Die Geschichte um die jüdische Familie eines Mathematikprofessors, der sich wegen der politischen Zustände und dem wiederaufkeimenden Antisemitismus in Wien aus seiner Wohnung in den Tod stürzt, ist in vielen Aussagen aktueller als aktuell. Mayr hebt einige dieser Passagen mithilfe eines Biedermann- und Biederfrau-Chores hervor. Dabei erscheinen Bernhards Tiraden wie jene gegen die Politik, die Fehlbesetzungen an den Hochschulen nach dem Zweiten Weltkrieg und gegen die österreichische Zeitungslandschaft, als hätte er sie für unsere Tage verfasst. Die Idee des Chores funktioniert vor allem deswegen so gut, weil die Hoffnungslosigkeit, die Bösartigkeit, die Beschimpfungen oder die Trostlosigkeit, die in den Texten transportiert werden, keiner einzelnen Person zugeschrieben werden, sondern weil man sie gut als „Stimme des Volkes“ interpretieren kann. Einem Volk, das schon zu Beginn aus einer Loge seinen Unmut über das Bernhard-Stück kundtut Einem Volk, das streckenweise zu stillen Beobachtern degradiert wird, letztlich aber eine tödliche Bedrohung darstellt.

Die zweite Idee, Bernhard aktuell zu inszenieren, geht mit dem mehrfach gestellten Angebot einher: „Wenn Sie sich dafür interessieren!“ Sarah Sophia Meyer macht dieses Angebot dem Publikum schon kurz nach Beginn, nachdem sie das Setting der Uraufführung an der Burg erklärte und den Sturm der Entrüstung, der schon im Vorfeld der Premiere ausgelöst wurde.
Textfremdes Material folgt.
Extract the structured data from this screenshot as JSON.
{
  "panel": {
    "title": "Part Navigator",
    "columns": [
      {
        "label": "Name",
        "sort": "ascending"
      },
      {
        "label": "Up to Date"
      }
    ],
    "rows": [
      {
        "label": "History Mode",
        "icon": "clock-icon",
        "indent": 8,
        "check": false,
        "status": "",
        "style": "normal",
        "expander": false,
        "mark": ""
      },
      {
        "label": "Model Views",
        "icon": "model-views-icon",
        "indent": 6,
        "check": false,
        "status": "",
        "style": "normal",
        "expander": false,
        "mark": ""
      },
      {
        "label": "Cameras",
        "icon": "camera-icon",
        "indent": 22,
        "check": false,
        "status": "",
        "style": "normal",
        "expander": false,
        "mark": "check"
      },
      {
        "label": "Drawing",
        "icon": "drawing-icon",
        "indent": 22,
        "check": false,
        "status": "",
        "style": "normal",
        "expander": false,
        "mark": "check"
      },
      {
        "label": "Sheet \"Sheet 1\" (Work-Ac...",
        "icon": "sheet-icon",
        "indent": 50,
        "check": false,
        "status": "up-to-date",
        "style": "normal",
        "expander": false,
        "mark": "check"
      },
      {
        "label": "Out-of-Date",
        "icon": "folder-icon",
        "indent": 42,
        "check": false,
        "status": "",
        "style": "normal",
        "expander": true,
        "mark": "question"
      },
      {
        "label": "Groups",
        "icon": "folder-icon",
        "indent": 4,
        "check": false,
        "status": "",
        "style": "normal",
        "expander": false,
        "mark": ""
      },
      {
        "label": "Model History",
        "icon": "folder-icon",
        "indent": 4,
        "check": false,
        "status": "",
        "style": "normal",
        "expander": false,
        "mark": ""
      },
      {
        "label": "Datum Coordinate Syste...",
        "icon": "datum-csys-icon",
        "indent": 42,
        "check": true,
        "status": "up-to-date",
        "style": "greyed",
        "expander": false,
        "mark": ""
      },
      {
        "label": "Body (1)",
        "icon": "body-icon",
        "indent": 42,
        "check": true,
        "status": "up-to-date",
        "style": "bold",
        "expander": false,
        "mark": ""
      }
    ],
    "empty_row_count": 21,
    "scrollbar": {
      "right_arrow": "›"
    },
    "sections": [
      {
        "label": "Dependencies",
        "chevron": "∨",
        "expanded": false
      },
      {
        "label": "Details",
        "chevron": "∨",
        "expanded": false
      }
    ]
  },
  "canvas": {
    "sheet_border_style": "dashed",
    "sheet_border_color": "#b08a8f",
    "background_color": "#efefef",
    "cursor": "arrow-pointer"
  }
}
Ganz einer allumfassenden, literarisch- und sozio-kulturellen Aufklärung verpflichtet, zitiert und verweist sie auf Sekundärliteratur, die das Werk von Bernhard von vielen unterschiedlichen Seiten her beleuchtet. Mit diesem Regieeinfall wird auch klar: Wir befinden uns hier in der post-Bernhard-Ära, in der es nicht mehr nur reicht, seine Stücke nachzuspielen. Vielmehr ist in den Jahren seit der Uraufführung jede Menge an Erkenntnis hinzugewonnen worden, hat sich die politische Landschaft in Österreich verändert und können einige seiner Aussage ohne weiterführende Untersuchungen fehlinterpretiert werden. Fein wäre es gewesen, würden diese Literaturzitate auch im Programmheft auftauchen. Das hätte nicht nur eine schöne Verschränkung ergeben, sondern hätte einen zusätzlichen Mehrwert geboten.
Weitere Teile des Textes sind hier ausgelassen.